I suck at taking pictures of people and I can only tell you SingingtoJeffreysTune doesn't look at all like this. But I did actually get to meet him in Fort Myers yesterday.
I think he has been following my blog as long as anyone and how silly is it we've never met? Done that, got the photo and my wife was there to witness the encounter in Southwest Florida.
We talked a good long while over a slow lunch so when it was time to go back to the blessed Florida Keys it was afternoon and the light over the Everglades was lovely. Check out those clouds. It was hot and dry and windy in the Everglades yesterday on the birthday in 1890 of Marjory Stoneman Douglas, the woman who write so passionately about this area that she is credited with saving it from total destruction. Florida is a state that has only slowly one to terms with the importance and beauty of its peculiar geography.
Jeffrey and I were talking about being slightly mentally deformed; he writes code for a living, I answer 911 calls. We talk to much and too fast and we understand each other perfectly. The world shrank, my wife was a spectator and my dig was asleep in the car in the air conditioning. At the Micosukee Service Plaza on I-75 she sank her forelegs into a retention pond and drank deep. No alligators appeared and she drank deeply.
Jeffrey wanted to meet Cheyenne, the dog of a million photos on this page but all she could think as she shook herself and descended from her air conditioned chariot was how bloody hot Fort Myers was of a Spring afternoon. 91 degrees actually. She posed for a picture and got back into our cool breezy Ford Fusion to escape the heat.

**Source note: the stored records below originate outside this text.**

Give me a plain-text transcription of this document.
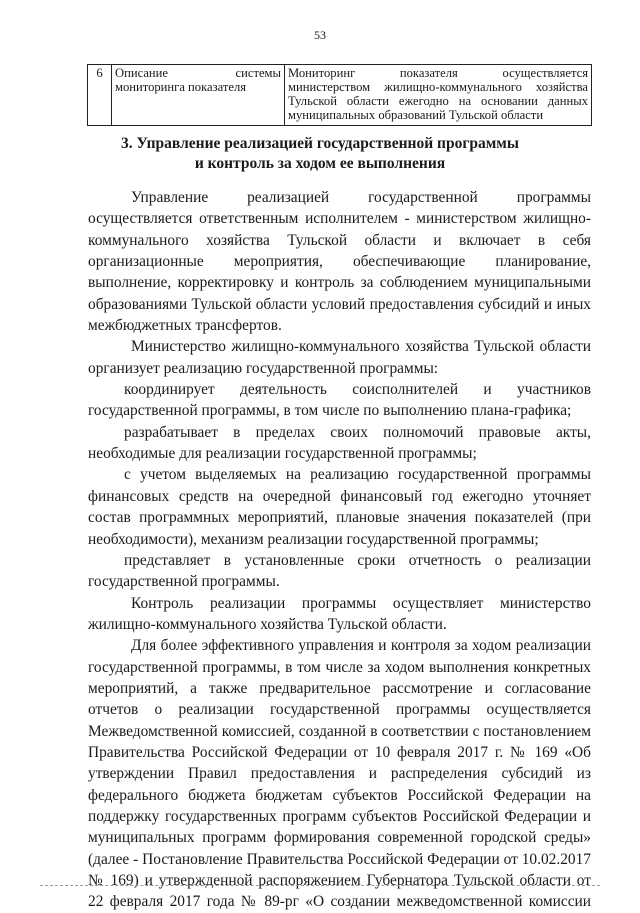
53
6	Описание системы мониторинга показателя	Мониторинг показателя осуществляется министерством жилищно-коммунального хозяйства Тульской области ежегодно на основании данных муниципальных образований Тульской области
3. Управление реализацией государственной программы
и контроль за ходом ее выполнения

Управление реализацией государственной программы осуществляется ответственным исполнителем - министерством жилищно-коммунального хозяйства Тульской области и включает в себя организационные мероприятия, обеспечивающие планирование, выполнение, корректировку и контроль за соблюдением муниципальными образованиями Тульской области условий предоставления субсидий и иных межбюджетных трансфертов.

Министерство жилищно-коммунального хозяйства Тульской области организует реализацию государственной программы:

координирует деятельность соисполнителей и участников государственной программы, в том числе по выполнению плана-графика;

разрабатывает в пределах своих полномочий правовые акты, необходимые для реализации государственной программы;

с учетом выделяемых на реализацию государственной программы финансовых средств на очередной финансовый год ежегодно уточняет состав программных мероприятий, плановые значения показателей (при необходимости), механизм реализации государственной программы;

представляет в установленные сроки отчетность о реализации государственной программы.

Контроль реализации программы осуществляет министерство жилищно-коммунального хозяйства Тульской области.

Для более эффективного управления и контроля за ходом реализации государственной программы, в том числе за ходом выполнения конкретных мероприятий, а также предварительное рассмотрение и согласование отчетов о реализации государственной программы осуществляется Межведомственной комиссией, созданной в соответствии с постановлением Правительства Российской Федерации от 10 февраля 2017 г. № 169 «Об утверждении Правил предоставления и распределения субсидий из федерального бюджета бюджетам субъектов Российской Федерации на поддержку государственных программ субъектов Российской Федерации и муниципальных программ формирования современной городской среды» (далее - Постановление Правительства Российской Федерации от 10.02.2017 № 169) и утвержденной распоряжением Губернатора Тульской области от 22 февраля 2017 года № 89-рг «О создании межведомственной комиссии
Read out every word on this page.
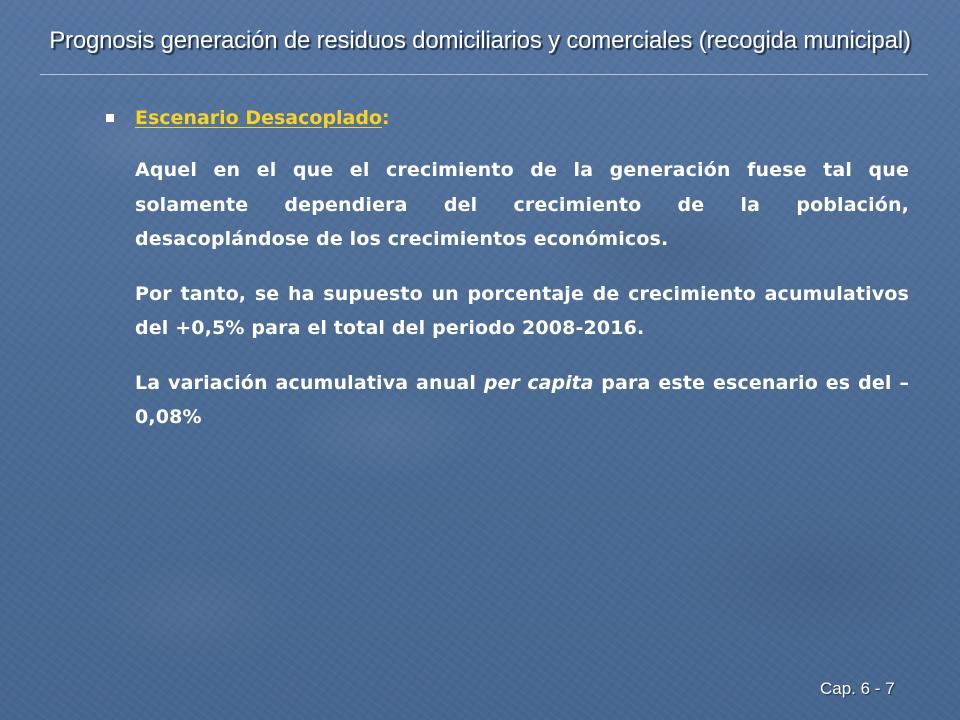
Prognosis generación de residuos domiciliarios y comerciales (recogida municipal)
Escenario Desacoplado:

Aquel en el que el crecimiento de la generación fuese tal que solamente dependiera del crecimiento de la población, desacoplándose de los crecimientos económicos.

Por tanto, se ha supuesto un porcentaje de crecimiento acumulativos del +0,5% para el total del periodo 2008-2016.

La variación acumulativa anual per capita para este escenario es del – 0,08%

Cap. 6 - 7
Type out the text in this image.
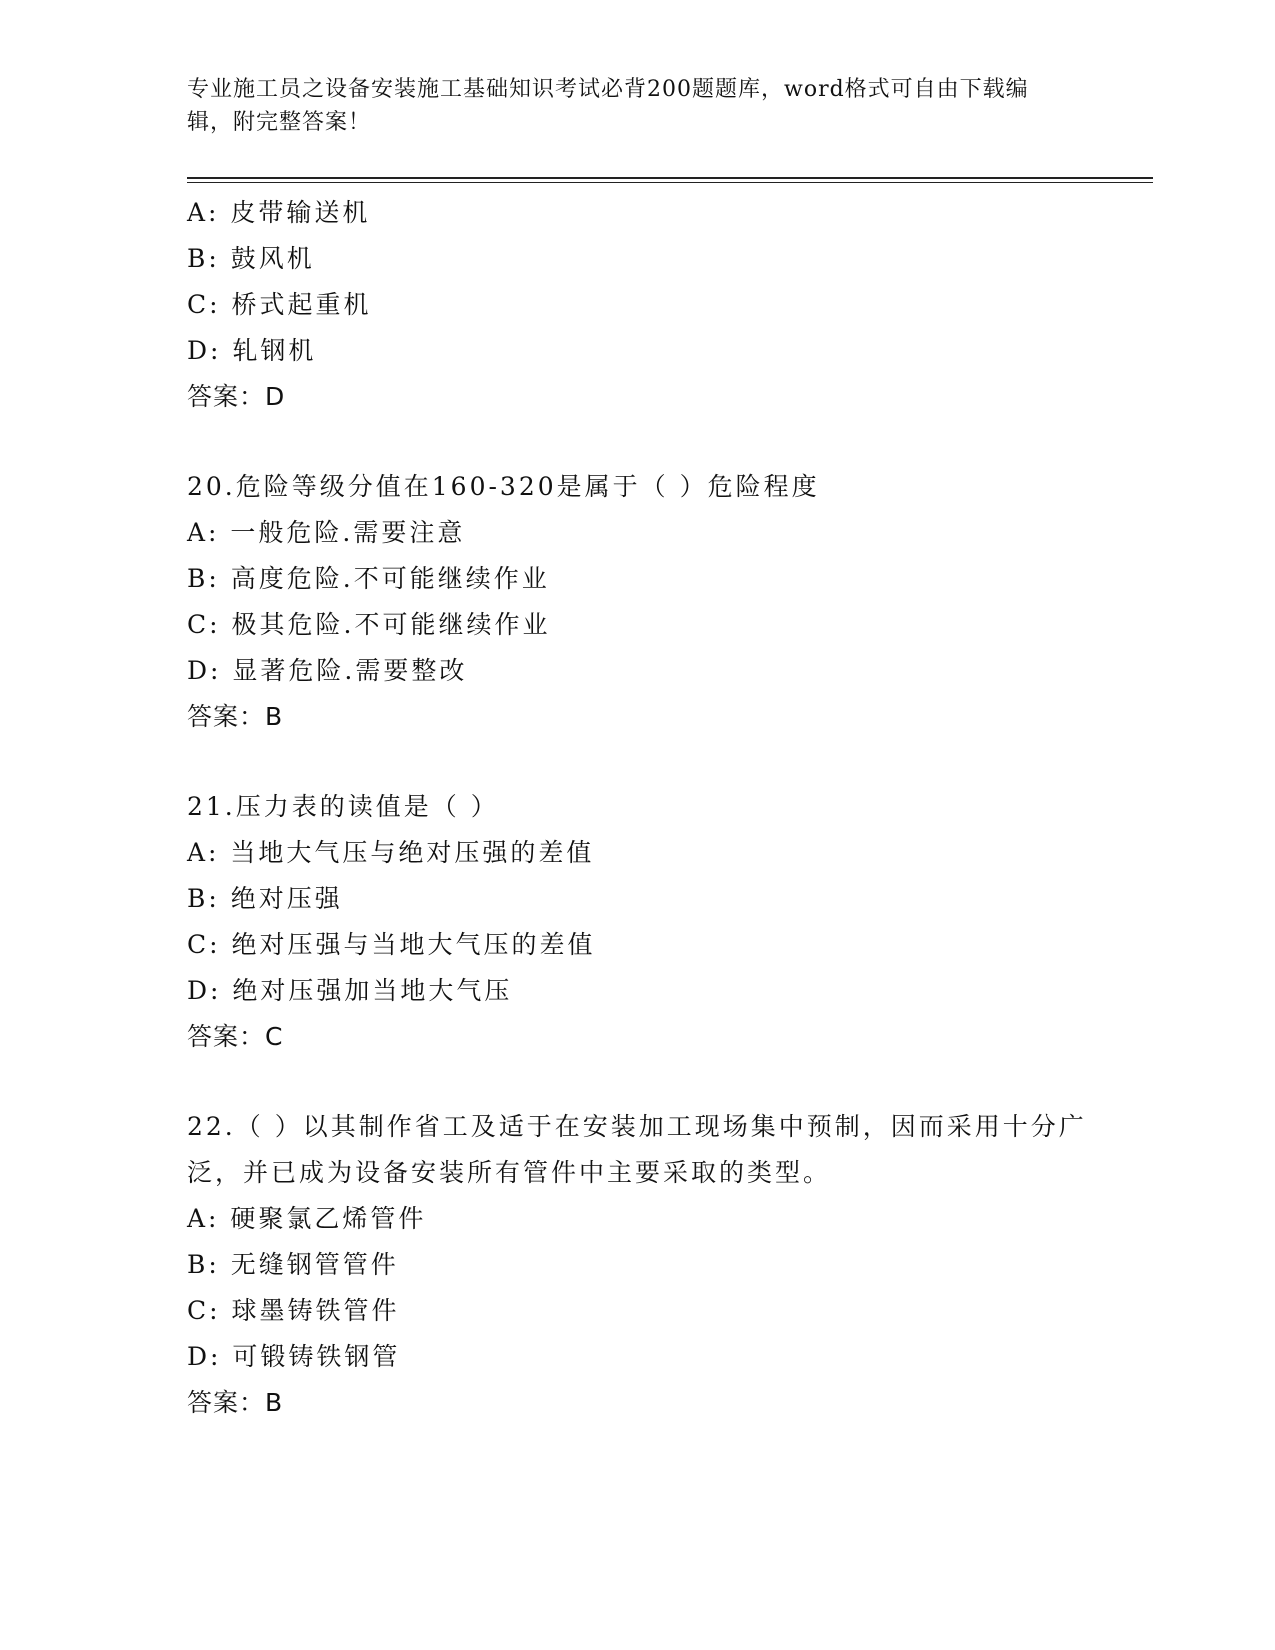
专业施工员之设备安装施工基础知识考试必背200题题库，word格式可自由下载编辑，附完整答案！
A: 皮带输送机
B: 鼓风机
C: 桥式起重机
D: 轧钢机
答案：D
20.危险等级分值在160-320是属于（ ）危险程度
A: 一般危险.需要注意
B: 高度危险.不可能继续作业
C: 极其危险.不可能继续作业
D: 显著危险.需要整改
答案：B
21.压力表的读值是（ ）
A: 当地大气压与绝对压强的差值
B: 绝对压强
C: 绝对压强与当地大气压的差值
D: 绝对压强加当地大气压
答案：C
22.（ ）以其制作省工及适于在安装加工现场集中预制，因而采用十分广泛，并已成为设备安装所有管件中主要采取的类型。
A: 硬聚氯乙烯管件
B: 无缝钢管管件
C: 球墨铸铁管件
D: 可锻铸铁钢管
答案：B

We stopped for a pee at the Indian service area off the freeway in the middle of the Everglades. It was hit and dry but it was break from the four lanes she malls of the congested I-75 corridor we had left behind on the coast.
The Miccosukee are a branch of the Seminoles who retreated to southFlorida swamps in the19th century along with a few runaway slaves to make a life away from white people and their intrusions. They have extra-territorial lands next to the Seminoles in the middle of the state.

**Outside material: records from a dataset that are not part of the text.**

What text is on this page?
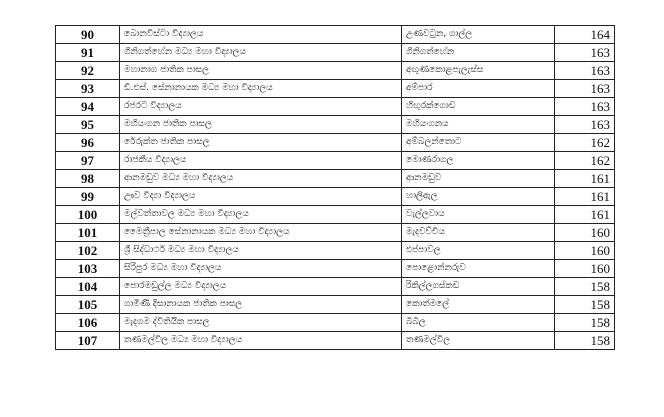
90	බොනවිස්ටා විද්‍යාලය	උණවටුන, ගාල්ල	164
91	ගිනිගත්හේන මධ්‍ය මහා විද්‍යාලය	ගිනිගත්හේන	163
92	මහානාග ජාතික පාසල	අඟුණකොළපැලැස්ස	163
93	ඩී.එස්. සේනානායක මධ්‍ය මහා විද්‍යාලය	අම්පාර	163
94	රජරට විද්‍යාලය	හිඟුරක්ගොඩ	163
95	මහියංගන ජාතික පාසල	මහියංගනය	163
96	රේරුක්ත ජාතික පාසල	අම්බලන්තොට	162
97	රාජකීය විද්‍යාලය	මොණරාගල	162
98	ආනමඩුව මධ්‍ය මහා විද්‍යාලය	ආනමඩුව	161
99	ඌව විද්‍යා විද්‍යාලය	හාලිඇල	161
100	මල්වත්තාවල මධ්‍ය මහා විද්‍යාලය	වැල්ලවාය	161
101	මෛත්‍රීපාල සේනානායක මධ්‍ය මහා විද්‍යාලය	මැදවච්චිය	160
102	ශ්‍රී සිද්ධාර්ථ මධ්‍ය මහා විද්‍යාලය	එප්පාවල	160
103	සිරිපුර මධ්‍ය මහා විද්‍යාලය	පොළොන්නරුව	160
104	පොරමඩුල්ල මධ්‍ය විද්‍යාලය	රිකිල්ලගස්කඩ	158
105	ගාමිණී දිසානායක ජාතික පාසල	කොත්මලේ	158
106	මැදගම ද්විතියික පාසල	බිබිල	158
107	තණමල්විල මධ්‍ය මහා විද්‍යාලය	තණමල්විල	158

We white transgressors pay fullump price out here as we stand and listen to the wind. I love this part of Florida as flat and uninteresting as it looks when you first see it. It is wilderness, hot and buggy and remote.
They live in villages behind privacy fences and they build tiki huts with palm fronds tightly woven as roofs.
I miss you already, Parker's Dad, with the enthusiasm of youth and the wisdom of parenthood.
And no, I still cannot read computer code.